98 que no juega

Lorena Ballesteros

 El 5 de noviembre pasado mi abuela materna cumplió 98 años. Ese día, cuando llegué a su casa y la encontré en su cuarto, me abalancé sobre ella. No sé si fue la fecha, la cantidad de años cumplidos o la posibilidad de abrazarla y besarla sin mascarillas, la que me llevó a las lágrimas. No quería soltarla. Pensé: “este puede ser el último que celebremos”.

La Mamia, como le decimos mi hermano y yo desde chicos, es una institución para nuestra familia. Pasan los años y sigue ahí, con sus llamadas de preocupación y sus diarias bendiciones. Aunque su cuerpo se ha deteriorado y ya no consigue ponerse en pie, sin ayuda de un tercero, su mente se mantiene lúcida y para ella todavía somos “sus guaguas”.

Lo cierto es que, cuando estoy en su casa, sí me transporto hacia mi infancia. A los años en que pasé deshojando todas las flores de su jardín. Construyendo mundos imaginarios, con comensales invisibles que se servían los potajes que preparaba debajo de su árbol de capulí.

Fue ella quien me enseñó a bailar. Encendíamos la radio y con el volumen a tope comenzaba el jolgorio. Ella, tan divertida, ocurrida y extrovertida, se sabía las letras de las canciones de moda. Suspiraba por Luis Miguel y cuando lo veía en un video decía: “es regio”.

Cuando se enteraba de que habían robado en alguna casa del vecindario o que alguna amiga suya había sido asaltada nos daba una cátedra de cómo vencer a un ladrón. Ella estaba convencida de que con un buen carajazo y un supuesto karatazo saldría ilesa.

Por las noches, cuando dormía en su casa, mandaba a mi abuelo a otro cuarto, porque yo, la nieta primogénita me merecía compartir su lecho. Rezábamos antes de acostarnos, a veces mirábamos la televisión y otras me permitía armar una casita con almohadas.

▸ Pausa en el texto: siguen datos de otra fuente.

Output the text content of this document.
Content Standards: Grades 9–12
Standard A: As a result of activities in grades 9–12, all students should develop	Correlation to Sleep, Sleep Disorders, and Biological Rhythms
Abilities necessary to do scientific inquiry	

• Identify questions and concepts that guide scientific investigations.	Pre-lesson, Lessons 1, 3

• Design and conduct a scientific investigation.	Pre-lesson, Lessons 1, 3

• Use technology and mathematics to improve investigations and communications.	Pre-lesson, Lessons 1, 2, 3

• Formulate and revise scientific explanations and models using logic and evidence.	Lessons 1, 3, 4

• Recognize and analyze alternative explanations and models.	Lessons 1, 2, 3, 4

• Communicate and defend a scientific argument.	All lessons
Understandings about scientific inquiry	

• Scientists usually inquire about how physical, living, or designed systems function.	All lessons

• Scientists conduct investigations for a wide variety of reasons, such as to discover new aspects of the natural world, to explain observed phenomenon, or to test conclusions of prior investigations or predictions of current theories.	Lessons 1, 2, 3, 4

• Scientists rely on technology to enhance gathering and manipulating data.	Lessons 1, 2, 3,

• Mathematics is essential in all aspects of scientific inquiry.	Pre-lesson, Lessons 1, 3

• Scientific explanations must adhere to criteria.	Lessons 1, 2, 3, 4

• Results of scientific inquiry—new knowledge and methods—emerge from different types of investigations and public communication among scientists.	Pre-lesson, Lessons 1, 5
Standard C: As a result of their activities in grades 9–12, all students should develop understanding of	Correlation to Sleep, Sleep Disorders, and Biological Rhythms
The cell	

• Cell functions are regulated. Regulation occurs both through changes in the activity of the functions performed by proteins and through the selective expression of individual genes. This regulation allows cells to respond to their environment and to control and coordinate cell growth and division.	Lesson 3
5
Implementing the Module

Tanto nos divertíamos juntas. Jugábamos al Telefunken, hacíamos figuras con botones de colores, paseábamos con sus amigas. Los domingos caminábamos a la iglesia de La Paz y de regreso se tomaba del brazo de alguna de las señoras que asistían a la misa y conversaba hasta la siguiente cuadra. En 10 minutos ella ya había averiguado vida y milagros del personaje. Siempre fue una conversadora innata.

Por eso, con este profundo amor que siento, no puedo dejar de escribir estas líneas para agradecerle, a Dios y a la vida por la gran fortuna de seguirla teniendo. Todavía es un placer escucharle comentar sobre los locutores de Fm Mundo. Habla de la Karol y el Christian como si los conociera de siempre. Está al día en las novelas turcas que mira a través de Youtube.

Aún es una bendición escuchar su voz temblorosa, del otro lado de la línea, que dice: “yo te quiero mucho”. Yo también la quiero y la querré por siempre.